Allgemeiner Aufbau der Fruchtknoten von Lamiaceae Der Fruchtknoten wird im allgemeinen von zwei Karpellen aufgebaut. Einzige Ausnahme ist Geunsia (Viticoideae) mit fünf (manchmal auch vier) Karpellen. Die Karpelle sind mit ihren 119 ______

äußeren Bereichen nach innen gerollt. Die Fruchtblattränder liegen vor der Mitte desselben Karpells. Dadurch entsteht ein vierfächriger Fruchtknoten (bei Geunsia zehnfächrig). Jedes Karpell trägt zwei Samenanlagen. Lamiaceae haben also einen vierfächrigen Fruchtknoten mit je einer Samenanlage pro Fach.

Abb. 3.31.: Allgemeiner Aufbau von Lamiaceen-Fruchtknoten.
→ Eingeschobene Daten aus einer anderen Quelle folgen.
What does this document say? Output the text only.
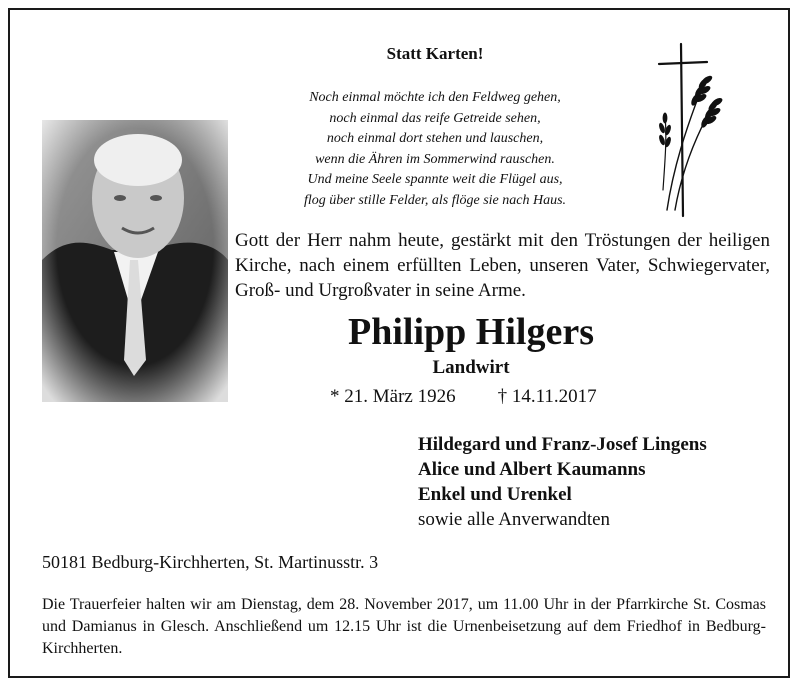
Statt Karten!
Noch einmal möchte ich den Feldweg gehen,
noch einmal das reife Getreide sehen,
noch einmal dort stehen und lauschen,
wenn die Ähren im Sommerwind rauschen.
Und meine Seele spannte weit die Flügel aus,
flog über stille Felder, als flöge sie nach Haus.
Gott der Herr nahm heute, gestärkt mit den Tröstungen der heiligen Kirche, nach einem erfüllten Leben, unseren Vater, Schwiegervater, Groß- und Urgroßvater in seine Arme.
Philipp Hilgers
Landwirt
* 21. März 1926 † 14.11.2017
Hildegard und Franz-Josef Lingens
Alice und Albert Kaumanns
Enkel und Urenkel
sowie alle Anverwandten
50181 Bedburg-Kirchherten, St. Martinusstr. 3
Die Trauerfeier halten wir am Dienstag, dem 28. November 2017, um 11.00 Uhr in der Pfarrkirche St. Cosmas und Damianus in Glesch. Anschließend um 12.15 Uhr ist die Urnenbeisetzung auf dem Friedhof in Bedburg-Kirchherten.
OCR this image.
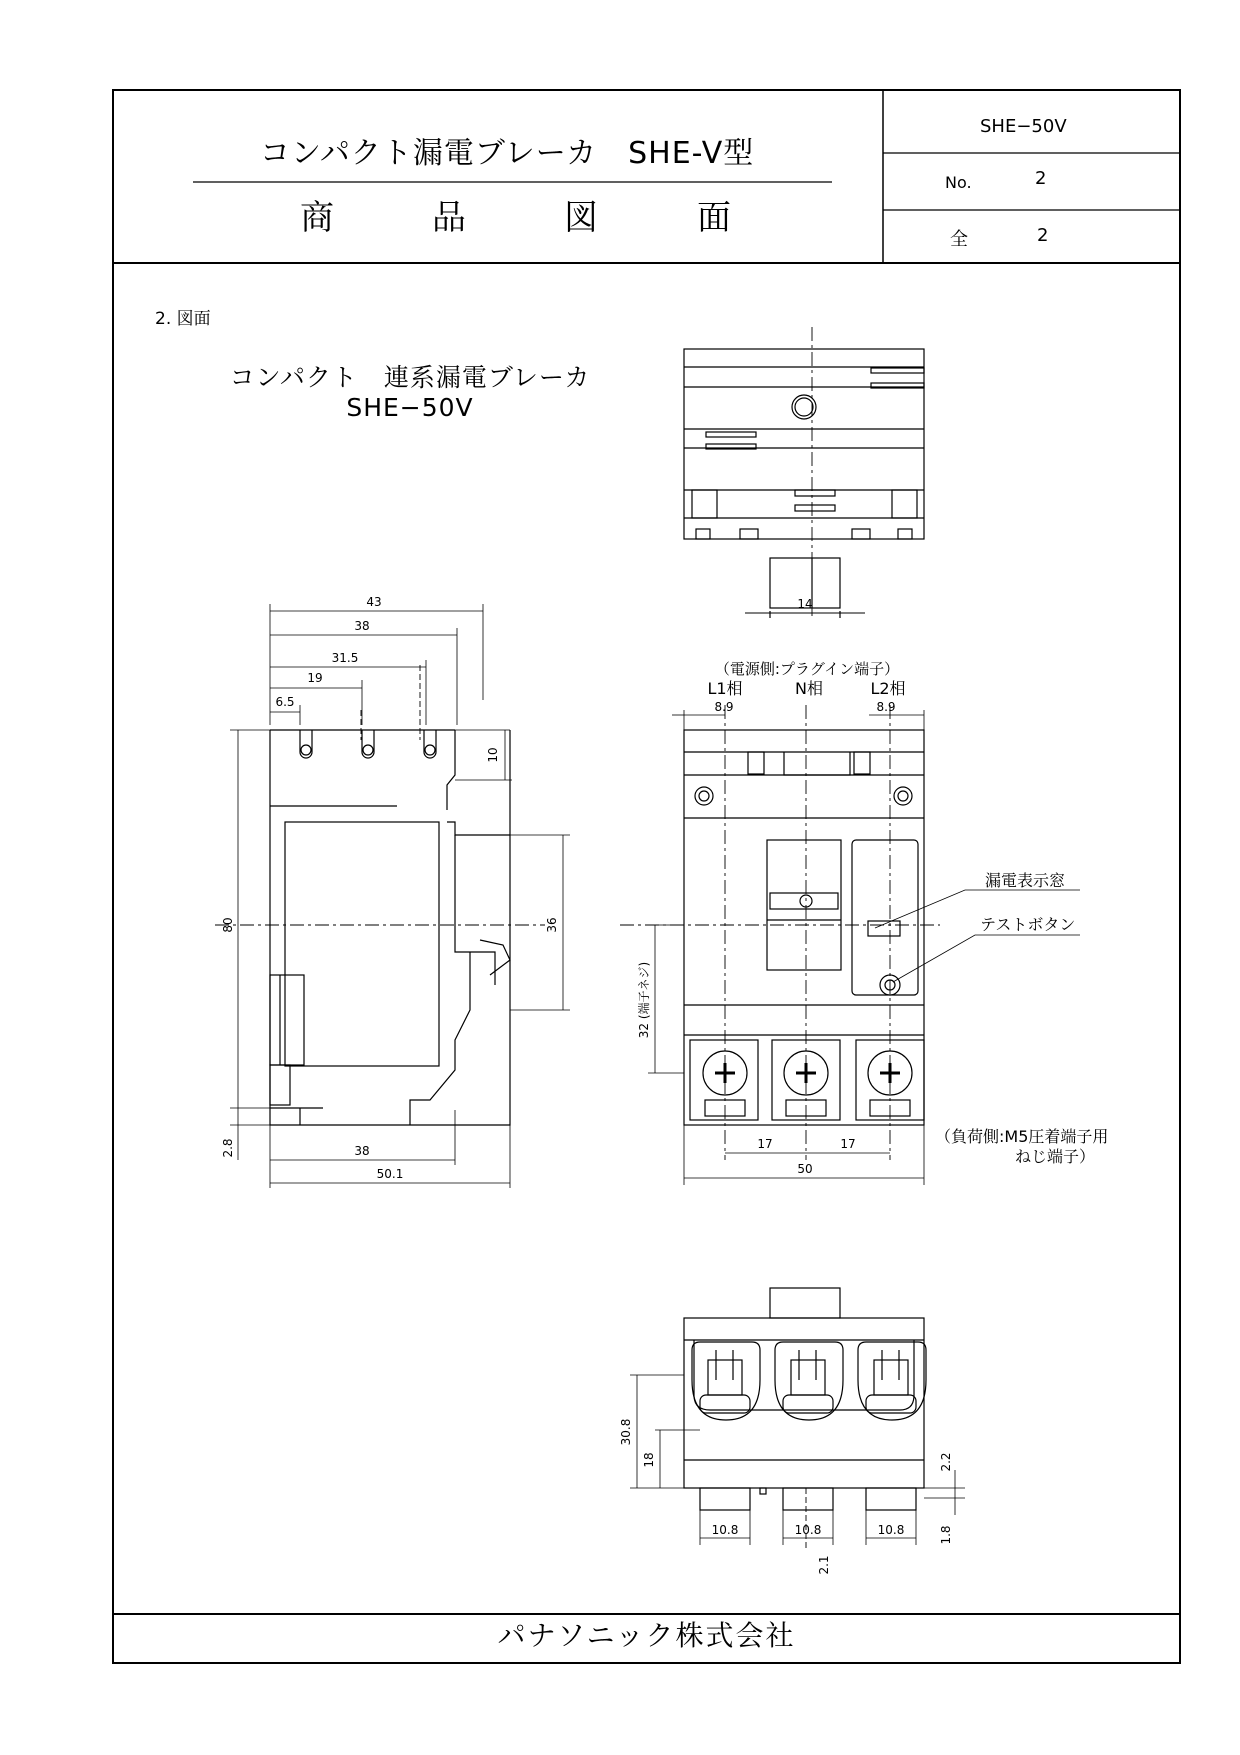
コンパクト漏電ブレーカ　SHE-V型
商	品	図	面
SHE−50V
No.	2
全	2
2. 図面
コンパクト　連系漏電ブレーカ
SHE−50V
パナソニック株式会社
14
43
38
31.5
19
6.5
38
50.1
10
36
80
2.8
（電源側:プラグイン端子）
L1相	N相	L2相
8.9	8.9
17	17
50
32 (端子ネジ)
漏電表示窓
テストボタン
（負荷側:M5圧着端子用
ねじ端子）
30.8
18	2.2
1.8
10.8	10.8	10.8
2.1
Die Karpelle sind miteinander verwachsen, manchmal nur im äußeren Bereich des Fruchtknotens, meist aber über den ganzen Bereich, in dem sich die eingerollten Teile der benachbarten Fruchtblätter gegenüber liegen (Verwachsung im proximalen Bereich der eingerollten Fruchtblatteile). Eine vollständige Verwachsung der proximalen Bereiche bis hin zur Fruchtknotenmitte wurden als echte Scheidewände definiert und unter Merkmal 70 R kodiert. Die vor der Fruchtblattmitte aneinander grenzenden äußersten Bereiche der eingerollten Fruchtblatteile desselben Fruchtblattes können auch miteinander verwachsen sein (Verwachsung im distalen Bereich der eingerollten Fruchtblatteile). Dabei entstehen Plazentarwände als weitere Scheidewände (Merkmal 71 N). Der Fruchtblattmitte, die vom Hauptleitbündel durchzogen wird, kann unter Ausbildung einer falschen Scheidewand verdickt sein (Merkmal 72 R). Sie kann auch zur Fruchtknotenmitte hin eingezogen sein. Dann bilden sich die lobierten Fruchtknoten.

a b c d

Abb. 3.32.: Fruchtknoten mit (a) echter Scheidewand (Merkmal 70R); (b) Plazentarwand (Merkmal 71N) und (c) falscher Scheidewand (Merkmal 72R). (d) Lobierter Fruchtknoten.

120 ______

Die Fruchtblattränder oder die Außenseiten der eingerollten Fruchtblatteile können mit der gleichmäßigen, verdickten oder eingezogenen Fruchtblattmitte verwachsen sein. Die Fruchtknotenfächer sind dann völlig voneinander abgetrennt. Damit die Pollenschläuche dennoch in die Fächer einwachsen können, bleibt im oberen oder unteren Bereich des Fruchtknotens jeweils ein Kanal von der Griffelhöhle in die Fächer offen. Fruchtknoten mit tief eingesenktem Griffel sind durch Kanäle charakterisiert, die im unteren Bereich liegen. Als Vergleichsmaß für die tiefliegenden Kanäle diente die Insertionshöhe der Samenanlagen (Merkmal 73 N).

a b c

Abb. 3.33.: Eingerollte Bereiche der Fruchtblätter verwachsen mit den Fruchtblattmitten unter Ausbildung einer Griffelhöhle. (a) und (b) Verwachsung unterhalb der Plazentation der Samenanlagen (Merkmal 73 N); (a) Fruchtblattmitten verdickt (falsche Scheidewände); (b) Fruchtknoten lobiert; (c) Verwachsung oberhalb der Plazentation der Samenanlagen.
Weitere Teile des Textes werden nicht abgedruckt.